Enrico Cisnetto, Il Messaggero 16/3/2014, 16 marzo 2014
FONDI EUROPEI, UN TESORETTO CHE NON SI PUÒ PERDERE
«Ulteriore sforzo» è l’eufemismo utilizzato dalla Commissione Europea per raccomandare all’Italia un diverso atteggiamento per l’utilizzo dei fondi strutturali europei per il periodo 2014-2020. Una richiesta che sarebbe bene non ignorare, considerato che il settennio 2007-2013 si è chiuso con i peggiori risultati di sempre: 30 miliardi non spesi e una lunga sequenza di ritardi, errori e truffe. Di fronte alla critica condizione dei conti pubblici e alla conclamata incapacità di accedere ai finanziamenti, la Commissione europea ci ha anche concesso, con una deroga emergenziale e un po’ compassionevole, di usare per finanziare la cassa integrazione o la social card soldi che erano lì ad ammuffire. Entro il 2020 potrebbero arrivare dall’Ue 31,7 miliardi di euro (di cui 19 dal Fondo Sociale e 12,7 dal Fondo per lo Sviluppo Regionale), una cifra che raddoppia con gli obbligatori cofinanziamenti nazionali ai progetti.

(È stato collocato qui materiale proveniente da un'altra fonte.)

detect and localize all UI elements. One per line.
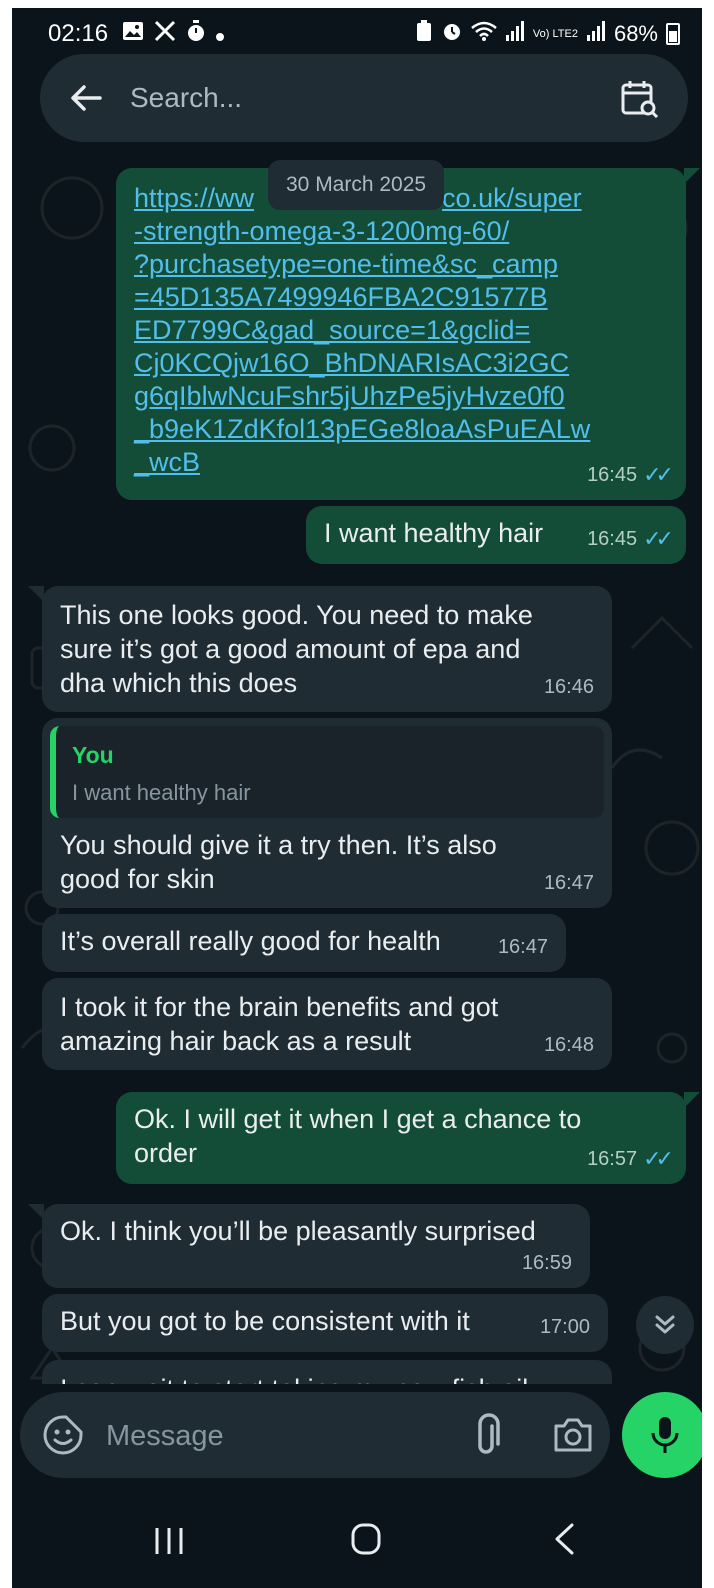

Se a questi si sommano poi i 54 miliardi incardinati dalla legge di Stabilità del 2013 nel Fondo Sviluppo e Coesione, nel complesso si raggiungono circa 100 miliardi di euro spendibili in 7 anni, per una media di oltre 14 miliardi l’anno. Altro che "tesoretto": qui siamo di fronte ad un’occasione per cambiare davvero il "verso" delle cose e rilanciare crescita e occupazione. Ecco perché il governo di Matteo Renzi non deve ignorare l’allarme lanciato dalla Commissione, che ha specificato che «l’Italia non ha ancora presentato il suo accordo di partenariato ufficiale per la programmazione 2014-20» e che la bozza arrivata a Bruxelles (iniziata da Barca e conclusa da Trigilia nel 2013) è «incompleta», e oggetto di 351 rilievi. Insomma, il documento andrà riscritto da capo. Solo che siamo già nel 2014 inoltrato e non possiamo davvero permetterci altri ritardi. Nel frattempo, il ministero della Coesione è tornato ad essere un dipartimento di Palazzo Chigi ed è nata l’Agenzia per la coesione territoriale. Adesso però, al di là delle targhette, è necessario muoversi. Un pieno utilizzo dei fondi strutturali europei crea lavoro, riduce le spese per gli ammortizzatori sociali, spinge i consumi, aumenta il pil e, di conseguenza, le entrate fiscali. Di fronte a tale circolo virtuoso si potrebbe poi anche puntare ad escludere le quote di cofinanziamento italiano dai calcoli del deficit pubblico, attraverso quella che si chiama la "golden rule". I soldi ci sono, ma sono Bruxelles. Un "ulteriore sforzo" e andiamoceli a prendere.